The Malaysian Luxury Rain Forest Retreat That Guests Return To Again And Again: The Datai Langkawi
Ann Abel | Senior Contributor
Apr 12, 2023,08:51am
Thirty years ago, when Asian super-luxury resorts were first being developed, it was all about the beach. The unspoken rule was to maximize the waterfront, knock down some trees, give everyone a water-sparkly view.
The developers and the designers of the Datai thought beyond that. The luxury resort in Langkawi, Malaysia, has a perfectly lovely little beach along Datai Bay, but that’s almost beside the point (even though National Geographic called it one of the best in the world). The 121-room hotel is integrated thoroughly into one of the world’s oldest rain forests, with its freestanding villas surrounded by towering trees. In some cases, floor plans were changed to ensure that no trees would be cut down.
(To be honest, the constant squeal of crickets could be a bit much for a former rock ’n’ roll journalist who suffers from tinnitus. Sometimes the quiet of my rain forest villa came as a welcome relief.)
Sensitive ears aside, that intimate connection with nature is what drives the Datai. Thirty years after Kerry Hill created the original biophilic architecture—way before anyone used the word biophilic—in collaboration with Didier Lefort, the hotel has gone on to become one of the most awarded in Southeast Asia. And now, thanks to a recent renovation by M. Lefort, it’s better than ever.
The Datai wears its age well. In some ways, it’s an old-school resort, with a weekly printed newsletter, activities calendar, and musings “signed” by longtime, charismatic general manager Arnaud Girodon. The staff—many of whom have been there 20 years or more, and all 500 of whom were retained during the closures of 2020 and 2021—is beyond attentive and detail-attuned: After I drank all the small refillable glass bottles of water in my villa, they were replaced with larger ones. A colleague mentioned that she liked roti, and it magically appeared for her at breakfast.
About those refillable bottles: Sustainability is one of those terms that have become as keywordy as experiential and authentic were a decade ago. And too many hotels brag about their LED bulbs or reduced housekeeping (both of which save them money!) in hopes of getting some green cred.
The Datai doesn’t muck around with those games. It’s the real deal. Nothing leaves the resort bound for a landfill. Meticulous sorting programs assure that anything that can possibly be donated, recycled or upcycled is, and whatever is left is incinerated in a state-of-the-art machine called the asher, which produces only steam and neutral ashes, which can be left on the forest floor or mixed with concrete for the inevitable repairs that island resorts require. The person who showed it to me thought that Singapore’s Changi airport possibly has one; otherwise it’s unique in Southeast Asia.

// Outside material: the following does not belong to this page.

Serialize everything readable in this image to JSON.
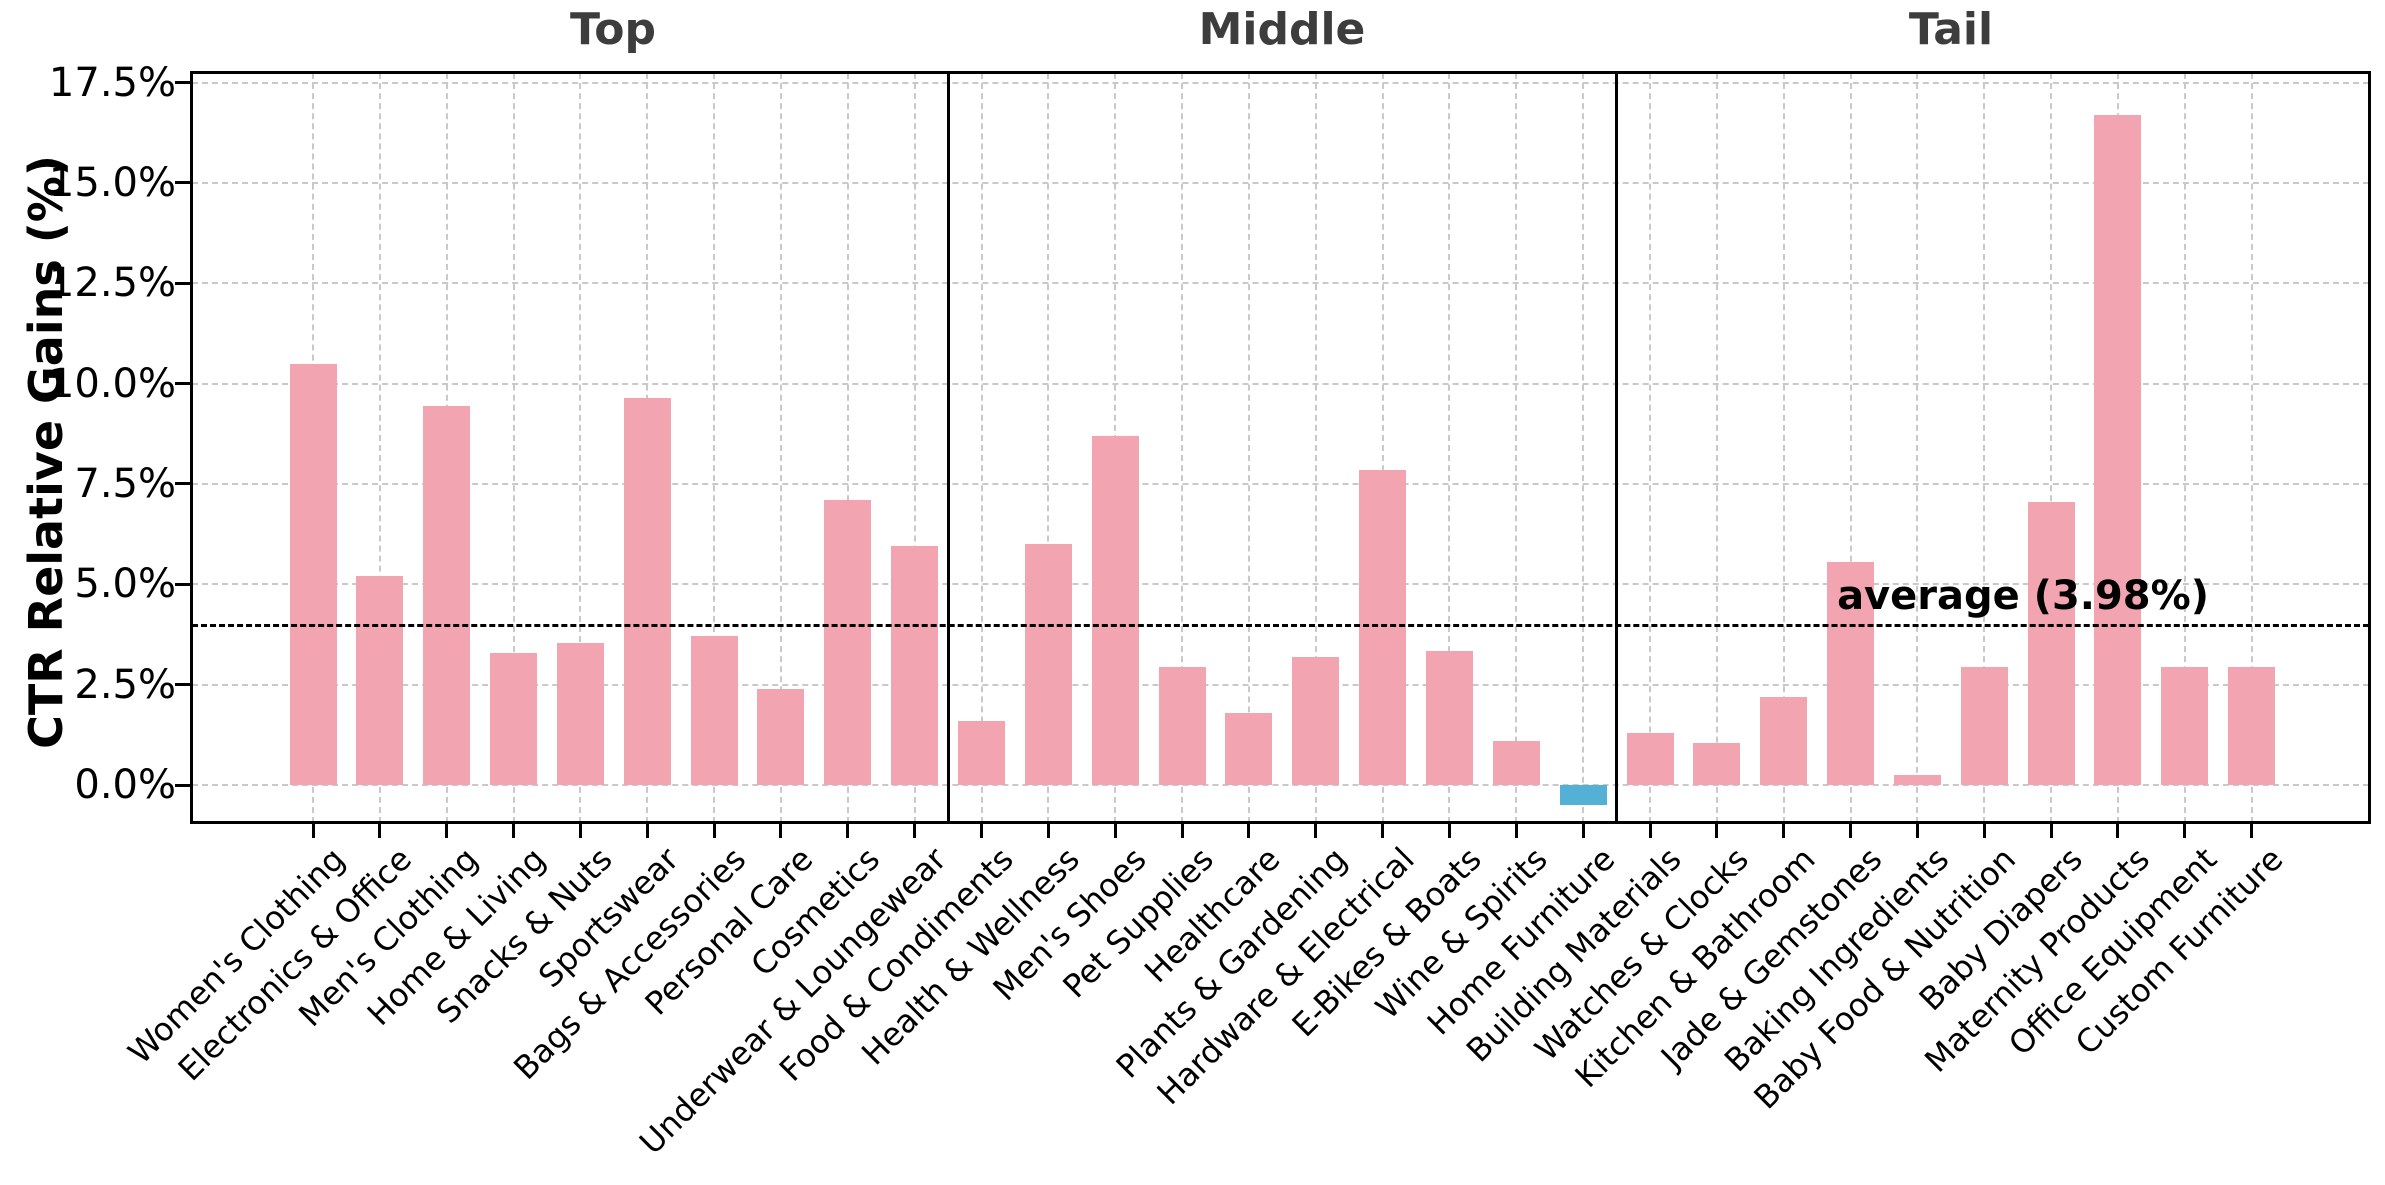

The engineering nerd in me was delighted by all of this, and the staff is only too happy to show it off to guests, along with the permaculture kitchen garden and the upcycling lab, where people can make craft projects using leftover coffee grounds, candle stubs and other waste. In fact, all of the sustainability-related activities, for children and adults, are offered for free or at cost.

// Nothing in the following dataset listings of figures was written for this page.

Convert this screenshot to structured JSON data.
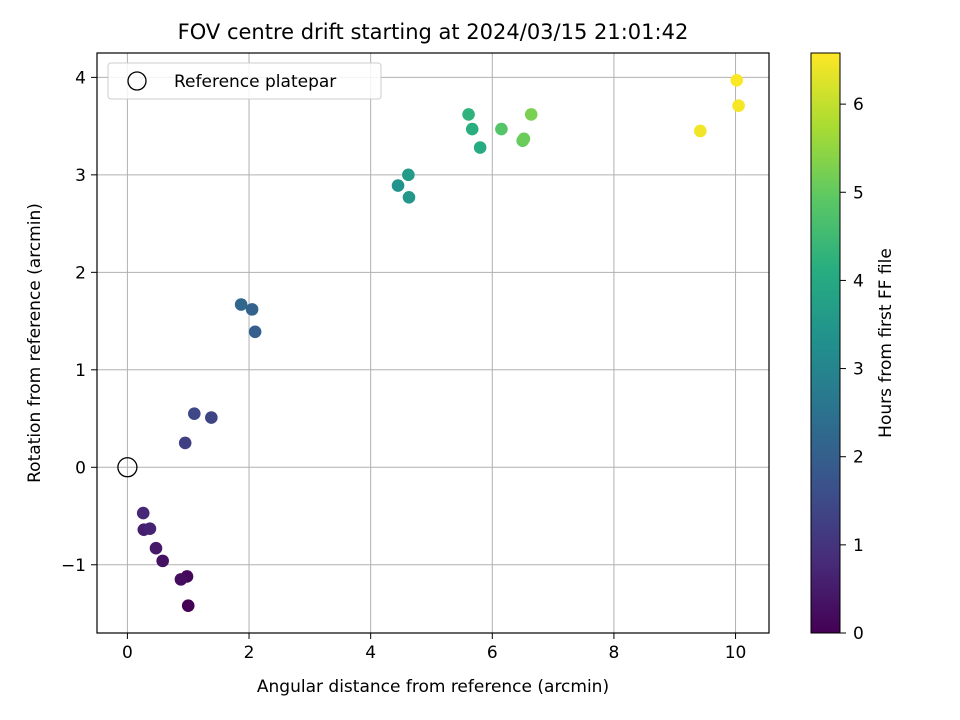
{
  "chart_data": {
    "type": "scatter",
    "title": "FOV centre drift starting at 2024/03/15 21:01:42",
    "xlabel": "Angular distance from reference (arcmin)",
    "ylabel": "Rotation from reference (arcmin)",
    "xlim": [
      -0.5,
      10.55
    ],
    "ylim": [
      -1.7,
      4.25
    ],
    "xticks": [
      0,
      2,
      4,
      6,
      8,
      10
    ],
    "xtick_labels": [
      "0",
      "2",
      "4",
      "6",
      "8",
      "10"
    ],
    "yticks": [
      -1,
      0,
      1,
      2,
      3,
      4
    ],
    "ytick_labels": [
      "−1",
      "0",
      "1",
      "2",
      "3",
      "4"
    ],
    "grid": true,
    "legend": {
      "placement": "upper-left",
      "entries": [
        {
          "label": "Reference platepar",
          "marker": "open-circle"
        }
      ]
    },
    "reference_point": {
      "x": 0,
      "y": 0
    },
    "colormap": "viridis",
    "colorbar": {
      "label": "Hours from first FF file",
      "range": [
        0,
        6.58
      ],
      "ticks": [
        0,
        1,
        2,
        3,
        4,
        5,
        6
      ],
      "tick_labels": [
        "0",
        "1",
        "2",
        "3",
        "4",
        "5",
        "6"
      ]
    },
    "points": [
      {
        "x": 1.0,
        "y": -1.42,
        "hours": 0.0
      },
      {
        "x": 0.98,
        "y": -1.12,
        "hours": 0.12
      },
      {
        "x": 0.88,
        "y": -1.15,
        "hours": 0.22
      },
      {
        "x": 0.58,
        "y": -0.96,
        "hours": 0.33
      },
      {
        "x": 0.47,
        "y": -0.83,
        "hours": 0.45
      },
      {
        "x": 0.27,
        "y": -0.64,
        "hours": 0.55
      },
      {
        "x": 0.37,
        "y": -0.63,
        "hours": 0.65
      },
      {
        "x": 0.26,
        "y": -0.47,
        "hours": 0.75
      },
      {
        "x": 0.95,
        "y": 0.25,
        "hours": 1.25
      },
      {
        "x": 1.38,
        "y": 0.51,
        "hours": 1.35
      },
      {
        "x": 1.1,
        "y": 0.55,
        "hours": 1.45
      },
      {
        "x": 2.1,
        "y": 1.39,
        "hours": 2.0
      },
      {
        "x": 2.05,
        "y": 1.62,
        "hours": 2.1
      },
      {
        "x": 1.87,
        "y": 1.67,
        "hours": 2.2
      },
      {
        "x": 4.45,
        "y": 2.89,
        "hours": 3.35
      },
      {
        "x": 4.63,
        "y": 2.77,
        "hours": 3.5
      },
      {
        "x": 4.62,
        "y": 3.0,
        "hours": 3.6
      },
      {
        "x": 5.8,
        "y": 3.28,
        "hours": 4.05
      },
      {
        "x": 5.67,
        "y": 3.47,
        "hours": 4.15
      },
      {
        "x": 5.61,
        "y": 3.62,
        "hours": 4.25
      },
      {
        "x": 6.15,
        "y": 3.47,
        "hours": 4.8
      },
      {
        "x": 6.5,
        "y": 3.35,
        "hours": 5.0
      },
      {
        "x": 6.52,
        "y": 3.37,
        "hours": 5.1
      },
      {
        "x": 6.64,
        "y": 3.62,
        "hours": 5.25
      },
      {
        "x": 9.42,
        "y": 3.45,
        "hours": 6.45
      },
      {
        "x": 10.05,
        "y": 3.71,
        "hours": 6.5
      },
      {
        "x": 10.02,
        "y": 3.97,
        "hours": 6.55
      }
    ]
  }
}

These include things like forest bathing with a meditation teacher and sustainability adviser Irshad Mobarak (“the David Attenborough of Malaysia,” who has been featured on the BBC), bird-watching with an ornithologist and traipsing through the rain forests to watch monkeys with another naturalist, Chin Wen. She’s a graduate of Jane Goodall’s international Roots & Shoots program, one of the many organizations that the Datai supports with its Datai Pledge. The details are a little wonky, but the frequent 100-page impact reports prove that the commitment is real.

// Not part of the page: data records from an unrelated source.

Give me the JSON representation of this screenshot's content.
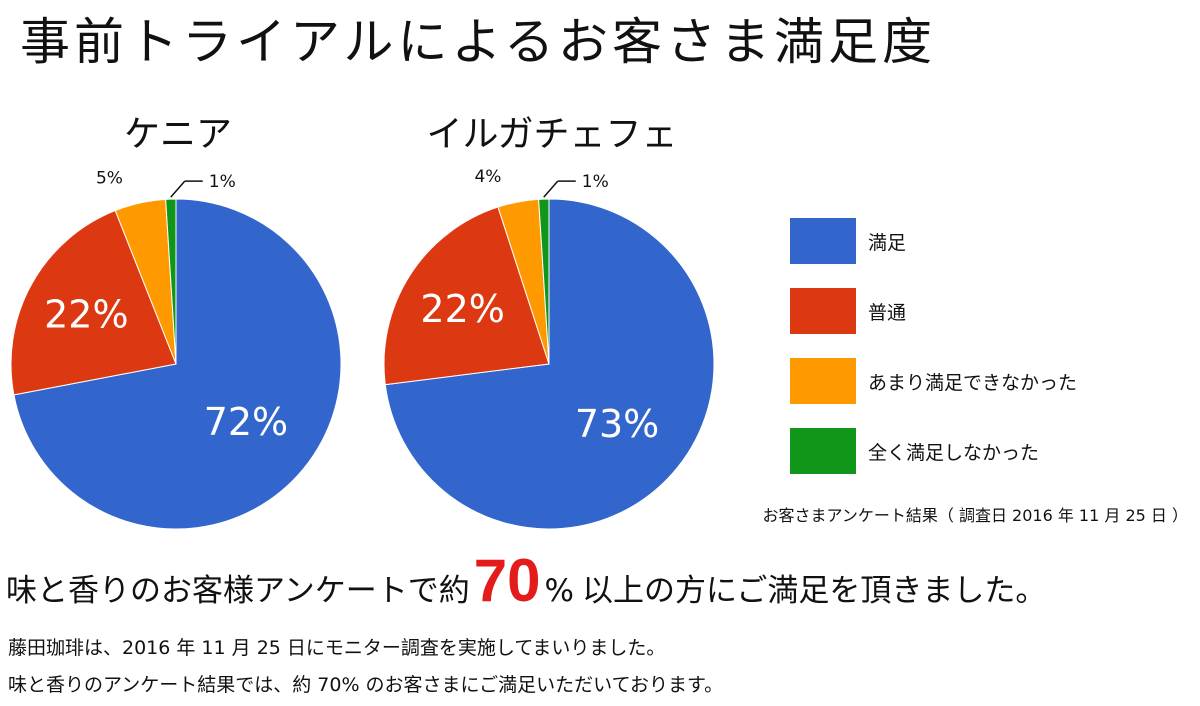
{
  "page": {
    "title": "事前トライアルによるお客さま満足度",
    "source_note": "お客さまアンケート結果（ 調査日 2016 年 11 月 25 日 ）",
    "headline": {
      "prefix": "味と香りのお客様アンケートで約",
      "highlight": "70",
      "percent_sign": "%",
      "suffix": "以上の方にご満足を頂きました。"
    },
    "body": [
      "藤田珈琲は、2016 年 11 月 25 日にモニター調査を実施してまいりました。",
      "味と香りのアンケート結果では、約 70% のお客さまにご満足いただいております。"
    ]
  },
  "legend": [
    {
      "label": "満足",
      "color": "#3366cc"
    },
    {
      "label": "普通",
      "color": "#dc3912"
    },
    {
      "label": "あまり満足できなかった",
      "color": "#ff9900"
    },
    {
      "label": "全く満足しなかった",
      "color": "#109618"
    }
  ],
  "chart_data": [
    {
      "type": "pie",
      "title": "ケニア",
      "categories": [
        "満足",
        "普通",
        "あまり満足できなかった",
        "全く満足しなかった"
      ],
      "values": [
        72,
        22,
        5,
        1
      ],
      "labels": [
        "72%",
        "22%",
        "5%",
        "1%"
      ],
      "colors": [
        "#3366cc",
        "#dc3912",
        "#ff9900",
        "#109618"
      ]
    },
    {
      "type": "pie",
      "title": "イルガチェフェ",
      "categories": [
        "満足",
        "普通",
        "あまり満足できなかった",
        "全く満足しなかった"
      ],
      "values": [
        73,
        22,
        4,
        1
      ],
      "labels": [
        "73%",
        "22%",
        "4%",
        "1%"
      ],
      "colors": [
        "#3366cc",
        "#dc3912",
        "#ff9900",
        "#109618"
      ]
    }
  ]
}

Yet for all its sustainability bona fides, the Datai doesn’t compromise on luxury. (And we should all know by now that the two have never been incompatible, provided some smart decisions are made.) Tea is served on pewter from Royal Selangor, the company that supplies royal families around the world. The house Champagne is from Michel Roux. (Girodon has some connections.) The boutique features all the best brands in Malaysia, and there’s an “atelier” of artisans in residence, producing contemporary renditions of traditional crafts.
There are five restaurants, from a Michelin-adjacent fine dining room that serves a ten-course tasting menu to a Thai restaurant perched on stilts in the treetops, some 100 feet above the ground.
One evening, while I was enjoying a Malaysian curry at another restaurant, the Gulai House, an enthusiastic couple approached me. No one from the resort put them up from this, they assured me. But they had heard that a journalist was on the premises and wanted to make sure I knew how much they love the place. This was their 20th visit or so, and sometimes they thought about trying other resorts, but in the end, it was the forest villas of the Datai that kept calling them back.